- 25-04-2025
- Artificial Intelligence
MIT researchers developed SASA, a method that reduces AI language toxicity and bias in real-time, maintaining fluency without retraining.
A new method known as Self-Disciplined Autoregressive Sampling (SASA), developed by researchers at MIT and IBM, introduces an efficient way for large language models (LLMs) to control and detoxify their own language generation without the need for retraining. SASA works during the inference phase by analyzing the internal representation of the LLM to distinguish between toxic and non-toxic language. It builds a classifier in the model's embedding space to define a boundary between harmful and acceptable content. By re-weighting the sampling probabilities of each potential next token based on its proximity to this boundary, SASA guides the generation toward safer and more appropriate responses while preserving fluency.
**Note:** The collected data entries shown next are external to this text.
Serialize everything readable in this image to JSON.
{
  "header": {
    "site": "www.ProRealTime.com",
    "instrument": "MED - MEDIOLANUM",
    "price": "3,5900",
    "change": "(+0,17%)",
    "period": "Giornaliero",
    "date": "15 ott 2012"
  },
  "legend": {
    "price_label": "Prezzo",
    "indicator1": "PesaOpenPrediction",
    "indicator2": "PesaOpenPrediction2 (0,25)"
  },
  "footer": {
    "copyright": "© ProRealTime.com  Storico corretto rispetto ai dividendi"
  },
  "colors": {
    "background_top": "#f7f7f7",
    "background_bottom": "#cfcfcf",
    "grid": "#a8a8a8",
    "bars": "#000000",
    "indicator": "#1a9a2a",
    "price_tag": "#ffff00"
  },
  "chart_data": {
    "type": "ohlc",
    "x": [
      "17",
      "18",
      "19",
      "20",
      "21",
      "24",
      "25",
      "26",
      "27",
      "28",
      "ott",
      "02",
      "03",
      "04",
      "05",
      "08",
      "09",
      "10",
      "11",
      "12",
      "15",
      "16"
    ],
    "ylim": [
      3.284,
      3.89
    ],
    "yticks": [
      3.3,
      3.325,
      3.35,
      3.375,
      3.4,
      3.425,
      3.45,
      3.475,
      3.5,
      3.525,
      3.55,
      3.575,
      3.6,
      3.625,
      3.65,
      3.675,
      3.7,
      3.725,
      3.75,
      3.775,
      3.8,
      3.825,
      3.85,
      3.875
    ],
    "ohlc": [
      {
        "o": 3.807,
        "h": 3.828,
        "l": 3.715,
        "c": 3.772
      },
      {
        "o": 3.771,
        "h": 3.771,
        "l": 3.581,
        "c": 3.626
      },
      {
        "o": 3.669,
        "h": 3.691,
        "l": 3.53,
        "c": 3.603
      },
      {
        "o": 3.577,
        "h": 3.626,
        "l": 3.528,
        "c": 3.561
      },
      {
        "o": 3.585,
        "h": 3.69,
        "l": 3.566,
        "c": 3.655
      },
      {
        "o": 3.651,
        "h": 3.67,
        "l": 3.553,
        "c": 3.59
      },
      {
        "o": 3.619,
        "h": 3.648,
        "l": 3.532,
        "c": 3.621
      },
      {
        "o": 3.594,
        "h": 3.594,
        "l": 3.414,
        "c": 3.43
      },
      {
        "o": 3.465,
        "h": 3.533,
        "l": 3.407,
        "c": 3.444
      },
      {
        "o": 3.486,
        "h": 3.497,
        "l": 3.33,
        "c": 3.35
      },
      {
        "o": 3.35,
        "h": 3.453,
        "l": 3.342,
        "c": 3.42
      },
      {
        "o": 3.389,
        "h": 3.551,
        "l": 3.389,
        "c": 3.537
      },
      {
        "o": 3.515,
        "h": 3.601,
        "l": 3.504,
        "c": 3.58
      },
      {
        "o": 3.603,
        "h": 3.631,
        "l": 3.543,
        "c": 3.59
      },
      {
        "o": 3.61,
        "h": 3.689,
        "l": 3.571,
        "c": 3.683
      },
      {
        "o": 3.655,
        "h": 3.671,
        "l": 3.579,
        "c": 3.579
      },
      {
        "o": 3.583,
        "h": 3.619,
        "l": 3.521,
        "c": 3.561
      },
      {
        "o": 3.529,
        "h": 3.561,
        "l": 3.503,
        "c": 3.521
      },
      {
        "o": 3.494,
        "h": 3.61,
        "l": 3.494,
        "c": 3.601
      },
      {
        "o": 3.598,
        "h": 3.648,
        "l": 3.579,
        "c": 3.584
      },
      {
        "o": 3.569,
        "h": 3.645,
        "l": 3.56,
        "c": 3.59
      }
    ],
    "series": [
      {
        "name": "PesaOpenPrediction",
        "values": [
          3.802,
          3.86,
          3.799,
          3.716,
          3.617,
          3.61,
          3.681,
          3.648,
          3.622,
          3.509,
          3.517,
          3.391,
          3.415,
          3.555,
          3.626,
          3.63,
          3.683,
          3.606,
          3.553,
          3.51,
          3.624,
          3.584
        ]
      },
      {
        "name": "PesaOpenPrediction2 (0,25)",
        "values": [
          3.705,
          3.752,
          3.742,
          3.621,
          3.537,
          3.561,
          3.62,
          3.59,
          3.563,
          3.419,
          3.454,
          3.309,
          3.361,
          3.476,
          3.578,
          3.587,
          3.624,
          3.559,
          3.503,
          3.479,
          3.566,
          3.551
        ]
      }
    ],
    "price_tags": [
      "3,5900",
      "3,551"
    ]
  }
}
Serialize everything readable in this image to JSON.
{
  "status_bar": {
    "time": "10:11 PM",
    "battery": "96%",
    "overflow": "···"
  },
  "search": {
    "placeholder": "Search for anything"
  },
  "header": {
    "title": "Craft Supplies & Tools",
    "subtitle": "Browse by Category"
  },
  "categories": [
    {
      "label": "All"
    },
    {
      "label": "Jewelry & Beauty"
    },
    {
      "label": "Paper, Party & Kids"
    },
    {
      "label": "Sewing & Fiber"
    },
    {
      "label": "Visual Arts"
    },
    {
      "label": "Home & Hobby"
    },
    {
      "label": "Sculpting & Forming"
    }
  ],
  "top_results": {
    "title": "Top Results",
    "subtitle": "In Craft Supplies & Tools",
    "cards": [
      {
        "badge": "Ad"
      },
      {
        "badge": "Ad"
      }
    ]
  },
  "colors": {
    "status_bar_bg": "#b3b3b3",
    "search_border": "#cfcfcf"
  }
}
This method offers a lightweight and effective alternative to traditional detoxification approaches that rely on costly retraining or complex reward models. Evaluations across different LLMs and datasets, such as RealToxicityPrompts, BOLD, and AttaQ, show that SASA significantly reduces toxicity and mitigates biases, such as gender-based differences in output. It performs comparably to state-of-the-art models in detoxification while maintaining a lower computational burden. Moreover, SASA can be extended to incorporate multiple human values like fairness, helpfulness, and truthfulness, making it a promising framework for generating ethically aligned AI communication.